Babel and Escha, Urbanalities

Overview

Description from eliterature.org
  • "A mash-up of Dadaist technique and VJ stylings, this Flash movie is the product of an 'antagonist remix' by babel vs. escha. Seven scenes provide enigmatic observations on the nature of contemporary life, on seeing and being seen, understanding and miscommunication, destruction and creation. The texts in the piece are generated randomly as the piece runs, so the reader's experience of the piece is never exactly the same twice."

Description from 391.org
  • "A cross between a short story, a poem, an animated comic and a musical..."; "babel and escha have been collaborating via 391.org and the 404 since 2004. Their 'versus' collaboration is different to an 'and' collaboration because it is a series of antagonistic remixes rather than a jointly conceived creation."

What is Dadaism?
  • From theartstory.org: "Dada was the first conceptual art movement where the focus of the artists was not on crafting aesthetically pleasing objects but on making works that often upended bourgeois sensibilities and that generated difficult questions about society, the role of the artist, and the purpose of art."
  • http://www.theartstory.org/movement-dada-artworks.htm#pnt_4
  • Fountain, Marcel Duchamp

Textual Elements/Digital Affordances

Use of music on every page, which matches the texture and timing of the piece; GIFS; video-game like feel on the second page; comic strip.
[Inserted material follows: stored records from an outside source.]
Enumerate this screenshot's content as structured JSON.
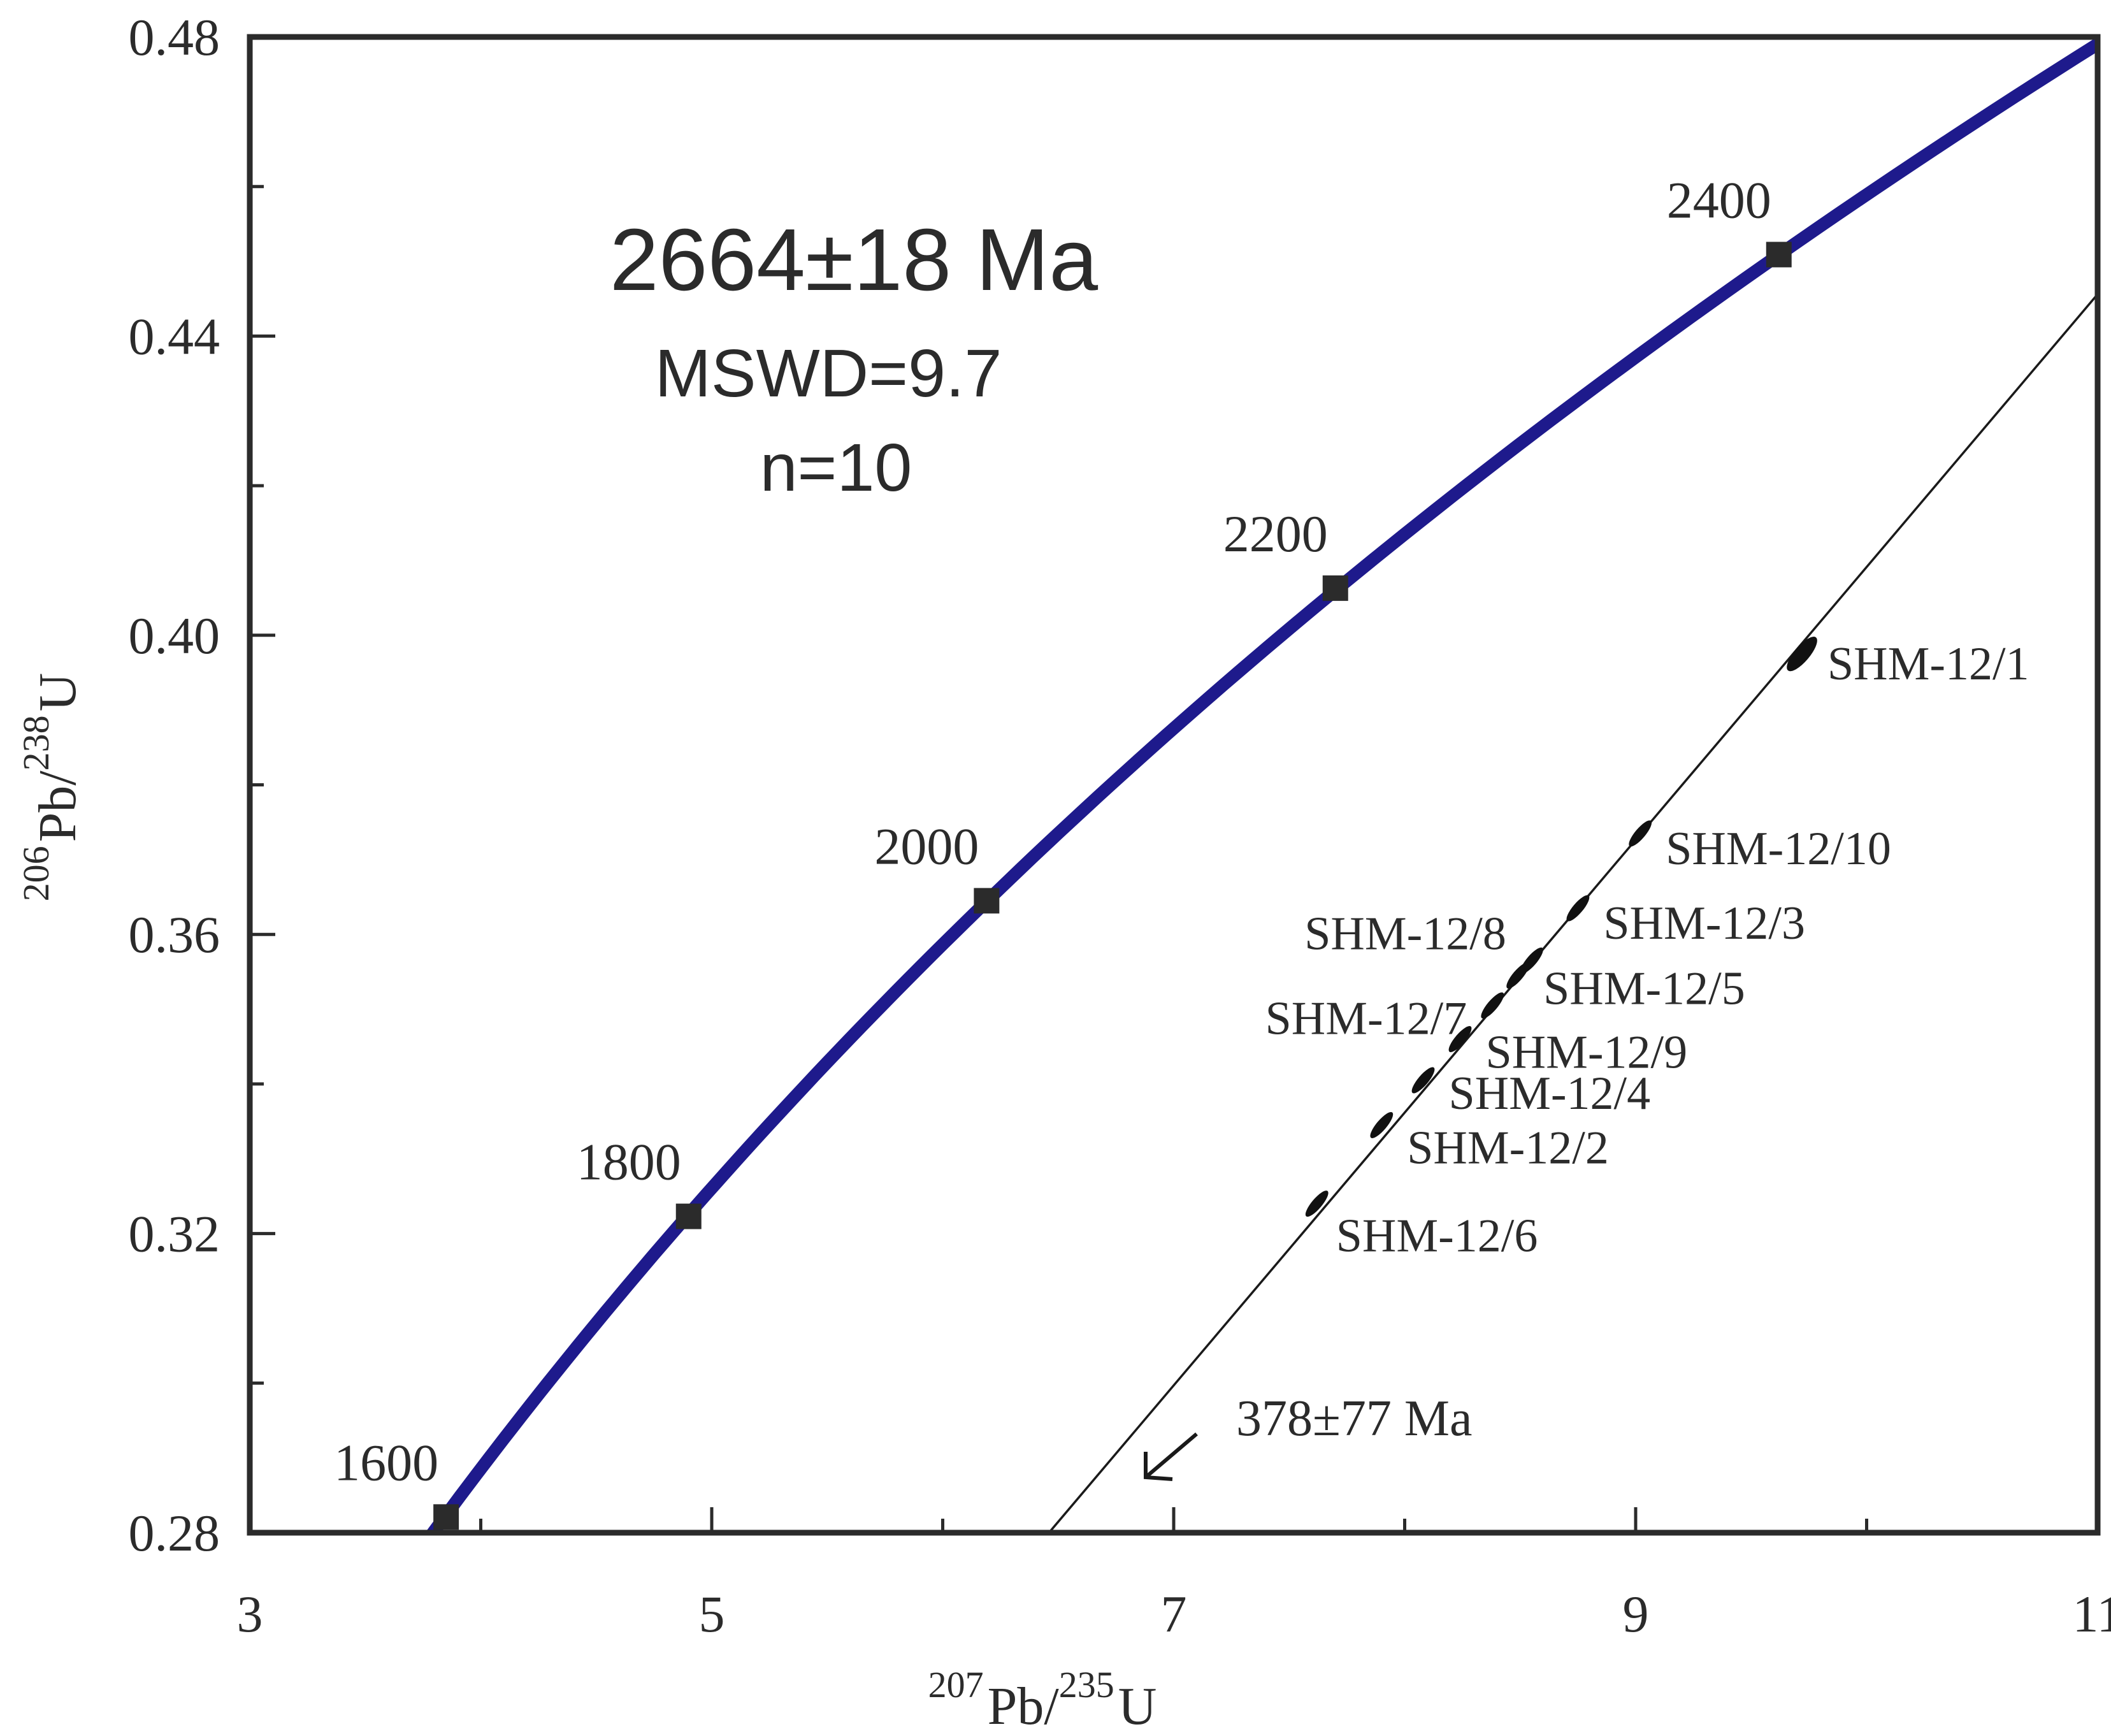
{
  "chart_data": {
    "type": "scatter",
    "subtype": "U-Pb concordia diagram",
    "xlabel": {
      "mass_x": "207",
      "element_x": "Pb/",
      "mass_y": "235",
      "element_y": "U"
    },
    "ylabel": {
      "mass_x": "206",
      "element_x": "Pb/",
      "mass_y": "238",
      "element_y": "U"
    },
    "xlim": [
      3,
      11
    ],
    "ylim": [
      0.28,
      0.48
    ],
    "xticks_major": [
      3,
      5,
      7,
      9,
      11
    ],
    "xtick_labels": [
      "3",
      "5",
      "7",
      "9",
      "11"
    ],
    "xticks_minor": [
      4,
      6,
      8,
      10
    ],
    "yticks_major": [
      0.28,
      0.32,
      0.36,
      0.4,
      0.44,
      0.48
    ],
    "ytick_labels": [
      "0.28",
      "0.32",
      "0.36",
      "0.40",
      "0.44",
      "0.48"
    ],
    "yticks_minor": [
      0.3,
      0.34,
      0.38,
      0.42,
      0.46
    ],
    "concordia": {
      "color": "#1e1a8c",
      "age_markers": [
        {
          "age": "1600",
          "x": 3.85,
          "y": 0.2821
        },
        {
          "age": "1800",
          "x": 4.9,
          "y": 0.3223
        },
        {
          "age": "2000",
          "x": 6.19,
          "y": 0.3645
        },
        {
          "age": "2200",
          "x": 7.7,
          "y": 0.4063
        },
        {
          "age": "2400",
          "x": 9.62,
          "y": 0.4509
        }
      ]
    },
    "discordia": {
      "x": [
        6.46,
        11.0
      ],
      "y": [
        0.28,
        0.4456
      ],
      "lower_intercept_label": "378±77 Ma"
    },
    "samples": [
      {
        "name": "SHM-12/1",
        "x": 9.72,
        "y": 0.3975
      },
      {
        "name": "SHM-12/10",
        "x": 9.02,
        "y": 0.3735
      },
      {
        "name": "SHM-12/3",
        "x": 8.75,
        "y": 0.3635
      },
      {
        "name": "SHM-12/8",
        "x": 8.55,
        "y": 0.3565
      },
      {
        "name": "SHM-12/5",
        "x": 8.49,
        "y": 0.3545
      },
      {
        "name": "SHM-12/7",
        "x": 8.38,
        "y": 0.3505
      },
      {
        "name": "SHM-12/9",
        "x": 8.24,
        "y": 0.346
      },
      {
        "name": "SHM-12/4",
        "x": 8.08,
        "y": 0.3405
      },
      {
        "name": "SHM-12/2",
        "x": 7.9,
        "y": 0.3345
      },
      {
        "name": "SHM-12/6",
        "x": 7.62,
        "y": 0.324
      }
    ],
    "annotations": {
      "age": "2664±18 Ma",
      "mswd": "MSWD=9.7",
      "n": "n=10"
    }
  }
}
No interaction, until you've watched a page completely, then the viewer can rewatch or skip around.
  • Chris Joseph, also known as babel, works with Kate Pullinger creating the Inanimate Alice series. His aesthetic for controlled linearity shows in this piece, as well. Though we have more room for interpretation, as we can view this piece several times over and see a varied piece.
  • Each experience is slightly different, which allows us to discuss the text is ways that other varying digital texts have not allowed us to.

Spatial and temporal
  • The music provides a consistent loop, while the words quickly flash across the screen.

Interpretation

"Nature of contemporary life"
  • The clock page tell us we have no time, its time for rest, time to drink... In Western cultures, we strictly structure our time around the hours of the day, perhaps leading to a sense of "no time" as in not having enough time. The final page of this composition shows the same clock with a fluid motion inside, moving with the music. With our understanding that Urbanalities is babel vs. escha, we can think of this page as generalized Western vs. Eastern thoughts of time.

"On seeing and being seen"
  • First-person-shooter page allows us the perspective of seeing. Each suggested person is seen and judged. However, there are multiple persons making target suggestions, which could be read as each of us not being immune to judgement of our everyday lives. Therefore, projecting Dadaist aims, babel or escha could be asserting that we are too hard on one another: some day, the target could be aimed at you.
  • The coordinates page allows us this same sense of being seen. Each coordinate tells us a small instance of what is occurring in this space.

"Understanding and miscommunication" & "Destruction and creation"
  • The sperm and egg page was intriguing. The authors are working with seeming binaries, but their composition allows the reader to question whether they are truly binaries or not. For instance, the male textual representation on this page are all reasons to leave a relationship: "mean", "boastful", "crazy", "headstrong", etc. The female textual representation concerns sexuality and the burden of miscommunication, i.e. the consequences of unsafe sex. However, both roles can be switched - women leave relationships for the same reasons, men have similar consequences of unsafe sex. Thus, mutual understanding can be reached when empathy is used.
  • This section could also be an example of destruction and creation, with the reasons for leaving a relationship and safe sex practices seen as destructive to procreation, and the final animation of the page seen as literal creation.